Walter very much acts the part of the gentleman the next night at the Hargraves’. He is thoughtful but not overly affectionate toward Helen, and when Mrs. Hargrave starts to complain about Arthur’s neglect of his wife, Walter silences her and changes the subject. Still, Helen does not like him. She senses that selfishness is motivating him to seek her friendship and so she is on her guard.
Esther and Milicent are very proud of their brother and consider him superior to his peers, but Helen is not convinced. She thinks his gentleman act is just that: an act.
Helen does not meet Walter alone until one bright, hot day at the end of July. She is delighting little Arthur with a bouquet of flowers when Walter approaches them, commenting on Walter’s growth and the beauty of the scene Helen and her son make at the side of a brook. He asks if she has heard from Arthur lately, and when she says she has not, he produces a letter from his friend in which he says he will be back in the country next week. Helen scoffs at the idea. He has been promising to return next week for months, but Walter tells her that it was always Arthur’s intention to return in July. This revelation hurts Helen, but she is still excited at the thought of seeing her husband. She hopes to impress upon him when he arrives just how much he has wronged her with his absence.

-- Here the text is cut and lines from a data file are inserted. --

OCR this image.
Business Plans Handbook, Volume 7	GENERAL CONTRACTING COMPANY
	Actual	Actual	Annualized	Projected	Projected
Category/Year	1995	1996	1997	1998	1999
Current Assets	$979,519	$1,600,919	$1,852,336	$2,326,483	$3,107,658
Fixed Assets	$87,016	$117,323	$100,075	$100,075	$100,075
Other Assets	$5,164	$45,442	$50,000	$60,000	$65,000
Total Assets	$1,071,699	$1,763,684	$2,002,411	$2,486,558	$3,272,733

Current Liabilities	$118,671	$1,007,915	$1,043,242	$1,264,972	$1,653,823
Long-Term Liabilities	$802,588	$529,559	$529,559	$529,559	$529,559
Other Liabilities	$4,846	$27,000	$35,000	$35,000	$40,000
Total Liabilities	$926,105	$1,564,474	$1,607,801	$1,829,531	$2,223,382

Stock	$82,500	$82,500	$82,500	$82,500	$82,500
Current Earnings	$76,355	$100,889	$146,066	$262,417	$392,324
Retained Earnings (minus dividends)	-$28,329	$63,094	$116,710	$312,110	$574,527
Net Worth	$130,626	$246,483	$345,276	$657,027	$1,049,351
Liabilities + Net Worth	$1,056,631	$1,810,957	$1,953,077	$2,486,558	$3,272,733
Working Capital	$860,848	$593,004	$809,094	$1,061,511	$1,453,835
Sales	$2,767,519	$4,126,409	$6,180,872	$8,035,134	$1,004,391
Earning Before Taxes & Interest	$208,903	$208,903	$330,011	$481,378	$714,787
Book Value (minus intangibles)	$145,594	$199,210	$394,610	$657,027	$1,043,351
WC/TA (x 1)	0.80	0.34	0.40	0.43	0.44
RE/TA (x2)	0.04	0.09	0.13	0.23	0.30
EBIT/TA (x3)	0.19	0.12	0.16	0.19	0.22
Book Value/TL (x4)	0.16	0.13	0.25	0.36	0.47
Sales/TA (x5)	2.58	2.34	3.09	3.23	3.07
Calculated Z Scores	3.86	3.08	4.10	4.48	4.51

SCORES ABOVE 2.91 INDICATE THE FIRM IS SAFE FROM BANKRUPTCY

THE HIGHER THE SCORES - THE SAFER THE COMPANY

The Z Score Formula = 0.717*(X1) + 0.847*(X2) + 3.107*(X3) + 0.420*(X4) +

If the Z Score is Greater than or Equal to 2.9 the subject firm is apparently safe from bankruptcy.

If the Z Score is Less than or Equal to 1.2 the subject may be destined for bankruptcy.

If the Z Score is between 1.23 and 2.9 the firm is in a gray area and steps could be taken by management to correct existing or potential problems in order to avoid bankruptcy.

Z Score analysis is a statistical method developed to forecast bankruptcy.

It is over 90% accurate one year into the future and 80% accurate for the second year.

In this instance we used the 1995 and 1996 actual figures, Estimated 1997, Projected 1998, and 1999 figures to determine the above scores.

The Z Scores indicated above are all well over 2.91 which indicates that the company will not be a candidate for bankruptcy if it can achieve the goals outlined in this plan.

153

Again, the parallels between Walter Hargrave and Gilbert Markham are striking. Like Gilbert, Walter is in awe of the beauty of the scene when he comes across Helen with her son (and flowers are present as well). But this is where the similarity ends. As a friend of Arthur’s, Walter is tainted in Helen’s eyes, especially since he seems to be in the know about Arthur’s planned-on return date. Her optimism at this point strains belief—she still thinks she can change Arthur by scolding him as a mother would.